Una scelta strategica per la pubblica amministrazione
Questa la normativa. Ma cosa muove la pubblica amministrazione verso soluzioni “zero lock-in”? Innanzitutto, l’open source rappresenta una scelta economica, volta all’ottimizzazione delle risorse. A confermarlo sono i numeri. Ogni anno, infatti, ammontano a circa 1.600 milioni di euro i costi a carico della PA per l’acquisto di piattaforme tecnologiche, la manutenzione dei software e la gestione delle relative licenze.

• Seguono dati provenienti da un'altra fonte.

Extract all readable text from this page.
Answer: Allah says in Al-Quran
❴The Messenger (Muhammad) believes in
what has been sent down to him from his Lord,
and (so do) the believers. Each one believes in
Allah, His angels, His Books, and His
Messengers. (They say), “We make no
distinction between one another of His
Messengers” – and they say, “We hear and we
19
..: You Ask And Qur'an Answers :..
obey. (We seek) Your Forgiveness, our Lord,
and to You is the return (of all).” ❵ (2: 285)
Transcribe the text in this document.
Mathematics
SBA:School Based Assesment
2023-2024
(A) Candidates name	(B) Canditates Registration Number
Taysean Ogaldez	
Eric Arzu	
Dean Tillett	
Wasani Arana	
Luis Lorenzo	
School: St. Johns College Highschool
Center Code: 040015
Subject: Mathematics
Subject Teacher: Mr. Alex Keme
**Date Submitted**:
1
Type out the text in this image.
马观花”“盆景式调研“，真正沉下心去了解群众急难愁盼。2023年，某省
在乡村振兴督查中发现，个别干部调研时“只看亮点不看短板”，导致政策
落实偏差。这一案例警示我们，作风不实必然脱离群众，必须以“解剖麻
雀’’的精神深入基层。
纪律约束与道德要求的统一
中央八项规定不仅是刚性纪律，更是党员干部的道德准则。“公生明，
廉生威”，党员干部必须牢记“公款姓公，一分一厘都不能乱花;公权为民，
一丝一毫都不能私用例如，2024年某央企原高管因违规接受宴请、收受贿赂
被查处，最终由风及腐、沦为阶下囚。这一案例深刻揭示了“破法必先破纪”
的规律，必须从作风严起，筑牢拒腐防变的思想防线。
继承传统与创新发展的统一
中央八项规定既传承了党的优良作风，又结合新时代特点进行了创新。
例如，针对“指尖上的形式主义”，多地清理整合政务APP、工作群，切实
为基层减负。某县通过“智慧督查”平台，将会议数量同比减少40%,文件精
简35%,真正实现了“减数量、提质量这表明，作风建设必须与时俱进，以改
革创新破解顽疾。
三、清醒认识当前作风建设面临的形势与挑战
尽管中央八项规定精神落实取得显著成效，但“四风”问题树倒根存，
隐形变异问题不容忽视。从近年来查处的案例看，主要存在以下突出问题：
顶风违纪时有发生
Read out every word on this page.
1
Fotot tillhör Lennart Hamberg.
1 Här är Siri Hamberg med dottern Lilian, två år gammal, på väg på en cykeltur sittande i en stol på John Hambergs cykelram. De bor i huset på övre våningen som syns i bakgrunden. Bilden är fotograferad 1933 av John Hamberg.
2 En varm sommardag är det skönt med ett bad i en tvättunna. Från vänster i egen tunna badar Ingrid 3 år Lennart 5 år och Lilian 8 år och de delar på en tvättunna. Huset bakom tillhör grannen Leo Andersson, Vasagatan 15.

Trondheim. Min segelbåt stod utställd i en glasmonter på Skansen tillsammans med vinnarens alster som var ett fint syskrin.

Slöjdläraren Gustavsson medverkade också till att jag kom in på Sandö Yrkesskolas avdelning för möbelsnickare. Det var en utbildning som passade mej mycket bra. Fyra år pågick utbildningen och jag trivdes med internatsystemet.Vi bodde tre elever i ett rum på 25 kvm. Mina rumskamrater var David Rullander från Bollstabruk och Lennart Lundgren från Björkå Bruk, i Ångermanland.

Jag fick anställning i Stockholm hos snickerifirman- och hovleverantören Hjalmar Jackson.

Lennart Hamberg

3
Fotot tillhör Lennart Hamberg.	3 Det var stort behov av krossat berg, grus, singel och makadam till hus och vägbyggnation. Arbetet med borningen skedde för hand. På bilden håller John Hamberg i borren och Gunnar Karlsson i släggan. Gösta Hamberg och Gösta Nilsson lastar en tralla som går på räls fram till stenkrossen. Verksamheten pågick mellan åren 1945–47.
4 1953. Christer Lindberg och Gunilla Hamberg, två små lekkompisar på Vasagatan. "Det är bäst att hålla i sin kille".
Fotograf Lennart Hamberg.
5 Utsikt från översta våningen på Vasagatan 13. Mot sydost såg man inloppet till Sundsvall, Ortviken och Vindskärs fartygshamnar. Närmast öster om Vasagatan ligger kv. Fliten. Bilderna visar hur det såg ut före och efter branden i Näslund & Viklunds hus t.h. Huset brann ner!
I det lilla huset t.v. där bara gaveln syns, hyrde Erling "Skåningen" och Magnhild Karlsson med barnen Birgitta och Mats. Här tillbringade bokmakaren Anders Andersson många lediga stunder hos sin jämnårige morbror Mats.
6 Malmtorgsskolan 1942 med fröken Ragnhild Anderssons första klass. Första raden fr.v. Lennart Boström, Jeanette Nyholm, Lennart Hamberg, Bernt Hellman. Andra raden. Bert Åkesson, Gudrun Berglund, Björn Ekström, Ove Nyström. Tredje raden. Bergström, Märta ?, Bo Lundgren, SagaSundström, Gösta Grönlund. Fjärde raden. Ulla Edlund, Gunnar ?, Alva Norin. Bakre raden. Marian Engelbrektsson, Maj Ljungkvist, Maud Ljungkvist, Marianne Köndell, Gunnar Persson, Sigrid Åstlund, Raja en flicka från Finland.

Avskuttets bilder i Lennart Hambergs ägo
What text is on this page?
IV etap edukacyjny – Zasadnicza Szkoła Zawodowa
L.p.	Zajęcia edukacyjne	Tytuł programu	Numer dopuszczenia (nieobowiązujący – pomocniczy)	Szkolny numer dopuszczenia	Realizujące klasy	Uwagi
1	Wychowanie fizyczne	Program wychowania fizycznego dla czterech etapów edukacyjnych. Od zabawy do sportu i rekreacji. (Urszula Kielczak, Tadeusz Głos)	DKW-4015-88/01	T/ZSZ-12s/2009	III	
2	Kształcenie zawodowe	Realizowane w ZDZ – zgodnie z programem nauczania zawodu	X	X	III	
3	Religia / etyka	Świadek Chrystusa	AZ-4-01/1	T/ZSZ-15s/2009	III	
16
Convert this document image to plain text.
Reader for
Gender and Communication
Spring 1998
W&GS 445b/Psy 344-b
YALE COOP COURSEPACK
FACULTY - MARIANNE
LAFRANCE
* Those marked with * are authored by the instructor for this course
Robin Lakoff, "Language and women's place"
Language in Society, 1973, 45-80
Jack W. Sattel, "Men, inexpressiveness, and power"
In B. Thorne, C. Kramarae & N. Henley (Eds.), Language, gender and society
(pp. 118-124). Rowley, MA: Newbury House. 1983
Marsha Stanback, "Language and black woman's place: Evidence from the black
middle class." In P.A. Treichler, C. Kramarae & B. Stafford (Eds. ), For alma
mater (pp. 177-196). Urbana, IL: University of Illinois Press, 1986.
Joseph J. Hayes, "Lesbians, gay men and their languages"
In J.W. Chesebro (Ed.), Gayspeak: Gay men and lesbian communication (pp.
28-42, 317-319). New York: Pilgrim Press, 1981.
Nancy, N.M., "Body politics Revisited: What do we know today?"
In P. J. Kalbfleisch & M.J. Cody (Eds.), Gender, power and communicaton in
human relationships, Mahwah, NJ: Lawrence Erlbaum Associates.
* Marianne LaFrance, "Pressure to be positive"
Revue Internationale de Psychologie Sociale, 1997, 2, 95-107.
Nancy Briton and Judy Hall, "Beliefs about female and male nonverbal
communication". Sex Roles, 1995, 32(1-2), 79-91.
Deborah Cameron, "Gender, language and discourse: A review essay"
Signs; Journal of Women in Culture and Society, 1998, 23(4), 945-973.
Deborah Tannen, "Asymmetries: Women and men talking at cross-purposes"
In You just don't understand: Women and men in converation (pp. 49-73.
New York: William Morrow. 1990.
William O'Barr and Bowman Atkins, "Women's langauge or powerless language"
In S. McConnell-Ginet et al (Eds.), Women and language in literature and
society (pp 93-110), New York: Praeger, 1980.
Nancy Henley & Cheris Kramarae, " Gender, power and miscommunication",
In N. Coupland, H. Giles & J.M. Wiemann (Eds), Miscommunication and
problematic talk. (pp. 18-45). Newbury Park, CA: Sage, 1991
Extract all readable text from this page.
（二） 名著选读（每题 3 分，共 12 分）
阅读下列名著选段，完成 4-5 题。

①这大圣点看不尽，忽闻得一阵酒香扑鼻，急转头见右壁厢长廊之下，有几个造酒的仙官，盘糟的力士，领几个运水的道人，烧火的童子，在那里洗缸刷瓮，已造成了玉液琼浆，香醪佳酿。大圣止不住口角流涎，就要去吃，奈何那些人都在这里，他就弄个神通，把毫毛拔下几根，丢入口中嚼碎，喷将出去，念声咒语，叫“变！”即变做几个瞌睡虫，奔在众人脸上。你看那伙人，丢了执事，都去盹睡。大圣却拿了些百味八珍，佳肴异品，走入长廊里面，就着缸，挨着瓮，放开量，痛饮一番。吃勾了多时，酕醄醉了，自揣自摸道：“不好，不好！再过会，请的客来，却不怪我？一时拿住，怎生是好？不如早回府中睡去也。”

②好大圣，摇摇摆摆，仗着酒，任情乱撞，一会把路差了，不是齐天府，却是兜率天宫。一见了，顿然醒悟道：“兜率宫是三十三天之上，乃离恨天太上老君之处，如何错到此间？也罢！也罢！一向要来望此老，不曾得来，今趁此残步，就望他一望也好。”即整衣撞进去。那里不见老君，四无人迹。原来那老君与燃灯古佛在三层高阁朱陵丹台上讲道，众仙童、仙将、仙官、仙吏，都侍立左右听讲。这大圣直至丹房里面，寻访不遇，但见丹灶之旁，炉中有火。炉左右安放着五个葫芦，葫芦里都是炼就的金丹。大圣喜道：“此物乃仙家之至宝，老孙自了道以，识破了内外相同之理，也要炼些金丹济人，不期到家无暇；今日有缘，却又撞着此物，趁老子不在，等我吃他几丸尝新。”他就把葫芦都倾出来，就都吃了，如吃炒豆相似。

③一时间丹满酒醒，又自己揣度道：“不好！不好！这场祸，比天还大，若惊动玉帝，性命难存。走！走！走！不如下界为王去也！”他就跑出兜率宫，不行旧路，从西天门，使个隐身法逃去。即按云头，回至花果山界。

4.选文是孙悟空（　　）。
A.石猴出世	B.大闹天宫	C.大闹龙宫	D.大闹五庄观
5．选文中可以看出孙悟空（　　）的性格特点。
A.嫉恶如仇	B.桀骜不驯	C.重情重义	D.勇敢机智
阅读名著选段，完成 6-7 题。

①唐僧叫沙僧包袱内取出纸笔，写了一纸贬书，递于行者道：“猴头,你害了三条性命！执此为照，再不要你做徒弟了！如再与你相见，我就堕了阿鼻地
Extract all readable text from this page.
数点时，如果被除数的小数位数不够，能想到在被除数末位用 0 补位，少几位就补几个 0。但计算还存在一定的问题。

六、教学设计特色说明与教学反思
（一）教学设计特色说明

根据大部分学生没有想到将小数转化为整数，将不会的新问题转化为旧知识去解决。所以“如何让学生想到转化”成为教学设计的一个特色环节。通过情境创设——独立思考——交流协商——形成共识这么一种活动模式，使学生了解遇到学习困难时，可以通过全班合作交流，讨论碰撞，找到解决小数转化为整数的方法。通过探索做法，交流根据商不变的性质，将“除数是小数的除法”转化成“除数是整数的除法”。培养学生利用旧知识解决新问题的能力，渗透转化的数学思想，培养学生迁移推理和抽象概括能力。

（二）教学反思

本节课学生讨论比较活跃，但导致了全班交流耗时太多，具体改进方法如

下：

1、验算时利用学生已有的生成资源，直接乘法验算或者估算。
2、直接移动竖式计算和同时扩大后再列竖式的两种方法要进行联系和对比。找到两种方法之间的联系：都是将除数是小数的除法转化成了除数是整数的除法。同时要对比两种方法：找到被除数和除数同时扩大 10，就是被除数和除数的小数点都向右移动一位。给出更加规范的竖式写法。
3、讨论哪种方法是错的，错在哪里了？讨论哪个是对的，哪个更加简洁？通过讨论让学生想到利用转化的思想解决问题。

Ma non è tutto. L’open source permette di creare infrastrutture IT scalabili, robuste ed implementabili, in grado di accelerare l’introduzione di nuovi servizi online. La flessibilità del multi-cloud consente, inoltre, di rispondere alle esigenze dei vari comparti operativi, creando ambienti di lavoro autonomi. Il tutto senza rinunciare a sicurezza, privacy e stabilità, caratteristiche fondamentali per il funzionamento dell’infrastruttura pubblica.
Enel pioniere del full cloud
Ad aprire la strada verso la valorizzazione dell’open cloud è Enel. In full open source da aprile 2019, è la prima Utility nel mondo ad aver tagliato questo traguardo. Una svolta a tutto vantaggio dell’efficienza dei servizi. In Colombia, ad esempio, le richieste di potenziamento ricevute dal servizio di segnalazione guasti vengono soddisfatte in circa due ore. Prima del passaggio all’open cloud, erano necessarie diverse settimane. Per ottenere questi risultati Enel ha scelto:
- SUSE Linux Enterprise Server per l’infrastruttura informatica
- SUSE Manager per la gestione dei servizi, in conformità ai più elevati standard di sicurezza.
Open source: creazione e difesa dei beni comuni
Ecco perché l’open source è oggi una scelta da sostenere e privilegiare, a partire dagli stessi Enti di Governance. Un’opportunità a beneficio della collettività grazie ad una distribuzione delle risorse economiche più razionale ed efficiente. Ma anche un passo avanti verso la creazione e difesa dei beni comuni, a partire da servizi pubblici sempre più accessibili ed efficienti.